With sanctions biting into Russia’s access to western arms markets, the country’s defense industry is looking east to bolster its fortunes. But the markets there offer little hope of offsetting the damage. Defense News reports that Russia is increasingly looking to Asia to make up for its lost revenue. While customers in Asia have traditionally made up a large chunk of Russian arms sales — India and China accounted for half between 2010-2014 — arms customers there are likelier to shop around and Russia’s normally reliable customers are more and more looking to produce weapons at home rather than buy them from abroad.
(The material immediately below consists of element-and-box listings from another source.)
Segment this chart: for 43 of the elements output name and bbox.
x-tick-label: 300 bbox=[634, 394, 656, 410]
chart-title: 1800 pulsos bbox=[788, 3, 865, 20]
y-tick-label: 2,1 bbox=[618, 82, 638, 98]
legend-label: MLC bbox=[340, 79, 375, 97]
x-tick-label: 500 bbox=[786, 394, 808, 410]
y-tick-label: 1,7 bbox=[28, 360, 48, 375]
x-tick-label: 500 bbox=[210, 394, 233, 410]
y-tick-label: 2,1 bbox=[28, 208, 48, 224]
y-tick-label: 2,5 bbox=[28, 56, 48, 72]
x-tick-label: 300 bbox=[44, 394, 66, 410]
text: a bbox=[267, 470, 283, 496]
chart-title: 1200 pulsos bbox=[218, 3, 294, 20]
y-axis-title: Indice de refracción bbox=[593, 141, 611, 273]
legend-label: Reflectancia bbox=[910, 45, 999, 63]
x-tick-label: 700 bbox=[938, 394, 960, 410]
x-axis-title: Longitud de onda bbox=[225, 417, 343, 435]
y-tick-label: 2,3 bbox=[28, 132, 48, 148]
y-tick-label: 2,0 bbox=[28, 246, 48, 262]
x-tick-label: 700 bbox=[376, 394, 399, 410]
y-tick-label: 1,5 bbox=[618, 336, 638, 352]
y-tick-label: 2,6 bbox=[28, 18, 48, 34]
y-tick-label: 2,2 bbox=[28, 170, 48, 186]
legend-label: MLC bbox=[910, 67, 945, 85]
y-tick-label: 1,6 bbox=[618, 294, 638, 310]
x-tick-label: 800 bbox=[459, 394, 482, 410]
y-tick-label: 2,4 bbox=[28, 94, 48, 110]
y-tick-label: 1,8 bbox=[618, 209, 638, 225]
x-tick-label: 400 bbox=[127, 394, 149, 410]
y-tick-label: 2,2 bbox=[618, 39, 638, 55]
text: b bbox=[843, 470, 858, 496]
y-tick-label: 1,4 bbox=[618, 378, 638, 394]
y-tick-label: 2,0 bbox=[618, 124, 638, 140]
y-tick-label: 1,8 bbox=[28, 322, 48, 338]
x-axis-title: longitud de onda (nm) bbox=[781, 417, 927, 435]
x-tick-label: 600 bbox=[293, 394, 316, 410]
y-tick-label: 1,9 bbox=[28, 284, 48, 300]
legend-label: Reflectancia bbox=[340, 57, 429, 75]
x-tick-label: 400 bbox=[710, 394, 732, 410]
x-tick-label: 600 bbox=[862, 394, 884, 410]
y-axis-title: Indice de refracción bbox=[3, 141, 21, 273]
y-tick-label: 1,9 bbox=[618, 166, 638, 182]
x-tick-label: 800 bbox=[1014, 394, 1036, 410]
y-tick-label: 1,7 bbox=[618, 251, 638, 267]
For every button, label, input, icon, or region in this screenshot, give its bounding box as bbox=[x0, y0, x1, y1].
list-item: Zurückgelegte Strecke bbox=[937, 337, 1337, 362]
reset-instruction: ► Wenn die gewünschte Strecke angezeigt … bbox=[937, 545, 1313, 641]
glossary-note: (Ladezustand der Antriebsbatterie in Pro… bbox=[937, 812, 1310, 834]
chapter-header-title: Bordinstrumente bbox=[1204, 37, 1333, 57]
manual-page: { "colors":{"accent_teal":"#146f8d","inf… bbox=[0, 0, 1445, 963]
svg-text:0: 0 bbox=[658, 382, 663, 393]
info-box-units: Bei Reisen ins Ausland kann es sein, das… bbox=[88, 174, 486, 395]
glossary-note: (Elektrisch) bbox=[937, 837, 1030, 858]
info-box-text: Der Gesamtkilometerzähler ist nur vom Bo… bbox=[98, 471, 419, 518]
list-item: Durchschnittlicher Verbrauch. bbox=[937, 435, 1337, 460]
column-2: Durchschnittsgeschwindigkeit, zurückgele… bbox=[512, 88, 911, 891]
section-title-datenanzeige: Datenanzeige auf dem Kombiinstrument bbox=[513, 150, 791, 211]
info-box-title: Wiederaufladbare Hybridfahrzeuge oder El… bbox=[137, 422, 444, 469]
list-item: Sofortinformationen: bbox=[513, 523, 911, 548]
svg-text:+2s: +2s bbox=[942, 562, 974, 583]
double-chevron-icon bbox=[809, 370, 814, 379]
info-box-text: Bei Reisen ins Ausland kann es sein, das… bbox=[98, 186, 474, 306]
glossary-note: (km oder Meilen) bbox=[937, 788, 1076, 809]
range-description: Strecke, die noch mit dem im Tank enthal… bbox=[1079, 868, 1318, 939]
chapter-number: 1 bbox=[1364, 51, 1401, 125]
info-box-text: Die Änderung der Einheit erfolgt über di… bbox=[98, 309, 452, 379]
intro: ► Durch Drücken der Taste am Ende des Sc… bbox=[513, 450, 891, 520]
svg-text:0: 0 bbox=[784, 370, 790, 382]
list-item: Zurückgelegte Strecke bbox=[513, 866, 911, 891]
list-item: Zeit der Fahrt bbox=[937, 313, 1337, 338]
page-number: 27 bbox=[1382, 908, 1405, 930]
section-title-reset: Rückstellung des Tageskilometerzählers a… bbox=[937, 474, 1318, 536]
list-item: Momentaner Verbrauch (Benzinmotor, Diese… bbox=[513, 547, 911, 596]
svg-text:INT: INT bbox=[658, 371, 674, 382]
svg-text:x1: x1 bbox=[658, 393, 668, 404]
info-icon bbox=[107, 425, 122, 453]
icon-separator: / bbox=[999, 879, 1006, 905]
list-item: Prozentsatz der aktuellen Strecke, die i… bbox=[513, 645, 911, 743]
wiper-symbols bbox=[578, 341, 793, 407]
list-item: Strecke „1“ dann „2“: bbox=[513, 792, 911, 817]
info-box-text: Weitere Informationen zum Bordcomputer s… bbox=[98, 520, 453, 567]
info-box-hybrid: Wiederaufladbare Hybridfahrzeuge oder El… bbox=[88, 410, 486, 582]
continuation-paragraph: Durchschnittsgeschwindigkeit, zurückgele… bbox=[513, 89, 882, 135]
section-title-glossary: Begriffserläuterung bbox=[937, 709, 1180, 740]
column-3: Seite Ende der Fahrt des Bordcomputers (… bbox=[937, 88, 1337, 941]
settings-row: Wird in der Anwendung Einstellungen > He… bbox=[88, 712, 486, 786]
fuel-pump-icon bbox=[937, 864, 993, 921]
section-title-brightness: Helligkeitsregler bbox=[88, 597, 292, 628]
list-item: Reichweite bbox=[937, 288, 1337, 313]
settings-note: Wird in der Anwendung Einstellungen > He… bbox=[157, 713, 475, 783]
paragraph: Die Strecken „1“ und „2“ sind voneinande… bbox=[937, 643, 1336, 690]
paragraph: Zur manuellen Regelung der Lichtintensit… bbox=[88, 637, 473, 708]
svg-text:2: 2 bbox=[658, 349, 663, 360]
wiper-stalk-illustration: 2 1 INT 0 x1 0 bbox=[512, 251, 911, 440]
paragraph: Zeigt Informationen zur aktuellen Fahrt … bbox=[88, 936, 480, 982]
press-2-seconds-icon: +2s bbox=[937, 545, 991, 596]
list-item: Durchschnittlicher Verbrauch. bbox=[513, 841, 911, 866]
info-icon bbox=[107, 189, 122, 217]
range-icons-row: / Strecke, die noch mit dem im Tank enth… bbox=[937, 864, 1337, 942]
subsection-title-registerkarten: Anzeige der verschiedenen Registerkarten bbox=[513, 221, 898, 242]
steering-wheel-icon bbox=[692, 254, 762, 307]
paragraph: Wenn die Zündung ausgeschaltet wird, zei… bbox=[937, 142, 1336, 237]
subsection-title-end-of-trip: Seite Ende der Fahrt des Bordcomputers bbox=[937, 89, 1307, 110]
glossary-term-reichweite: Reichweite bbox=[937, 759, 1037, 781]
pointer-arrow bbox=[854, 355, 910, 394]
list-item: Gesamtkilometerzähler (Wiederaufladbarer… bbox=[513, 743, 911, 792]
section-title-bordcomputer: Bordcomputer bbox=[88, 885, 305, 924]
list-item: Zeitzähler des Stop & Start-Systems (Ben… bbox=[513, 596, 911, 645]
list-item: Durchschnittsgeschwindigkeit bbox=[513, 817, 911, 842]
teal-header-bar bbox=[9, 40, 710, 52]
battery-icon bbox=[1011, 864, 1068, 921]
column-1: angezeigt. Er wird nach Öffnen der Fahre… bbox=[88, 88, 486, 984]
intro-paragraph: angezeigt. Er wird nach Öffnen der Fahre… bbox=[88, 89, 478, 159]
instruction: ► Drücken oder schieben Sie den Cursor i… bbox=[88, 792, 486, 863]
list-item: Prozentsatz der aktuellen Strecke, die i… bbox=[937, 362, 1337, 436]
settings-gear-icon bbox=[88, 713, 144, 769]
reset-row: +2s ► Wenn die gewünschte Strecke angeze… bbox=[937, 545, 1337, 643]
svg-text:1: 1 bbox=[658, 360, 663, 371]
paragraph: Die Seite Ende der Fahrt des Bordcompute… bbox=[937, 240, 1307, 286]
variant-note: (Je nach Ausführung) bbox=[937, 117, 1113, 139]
The Navy is pushing for more investment in the development of underwater drones in the wake of reports that Russian submarines looming by underwater data cables could cut them in the event of a conflict, the Navy Times reports. The Navy’s director of naval nuclear propulsion Adm. Frank Caldwell Jr. recently cited the threat of Russian submarines cutting data cables, in addition to a dip in sub building after the Cold War, as reason to “move forward more swiftly” in developing unmanned underwater vehicles. Experts say the underwater drones could be useful in monitoring vulnerable points in the thousands of miles of undersea data cables.
Almost exactly a week after a U.S. Navy ship conducted a freedom-of-navigation cruise near several artificial islands that Beijing has constructed in the South China Sea, the Chinese navy has started running live-fire naval exercises in the area, along with their friends from the Australian Navy. What? The Aussies are playing down the significance of the long-planned exercise, and some in Australia are saying that the whole thing should be called off since the Chinese may use it to poke a stick in Washington’s eye. But everyone needs to just stop sweating it so much, says Aussie Air Chief Marshal Mark Binskin. “It’s part of the relationship we have with a lot of the regional navies in the development between the defence forces. So, we shouldn’t make it more than what it actually is,” he said.
The Long Range Strike Bomber (LRS-B) contract has been awarded, so now begins the infighting over how — and who — will pay for it, Defense News reports. The bills for LRS-B will be coming due just as the Air Force is purchasing a number of other big ticket modernization projects. Unless Congress sets aside a dedicated fund for the bomber, the Air Force have a few intraservice budget fights on its hands as the bomber competes for funding with other projects.
Carnegie’s Middle East Center has an interesting piece by visiting scholar Kheder Khaddour looking at how the Syrian military has maintained the loyalty of its officer corps. In short, the glue that is keeping the whole thing together is a benefits package that ties all aspects of an army officer’s professional and personal life to the regime. Despite four years of grinding war, there have been few defections from the officer corps, and Khaddour writes, “protecting a beneficial system, rather than adhering to strict ideological loyalty, is what has kept the Syrian officer corps largely intact.”
In particular, the neighborhood of Dahiet al-Assad in Damascus, “the suburb of Assad,” has “morphed from a residential area into something more akin to a fortified military base—one that officers perceive as defending them collectively, and by extension the entire army and Syrian regime.”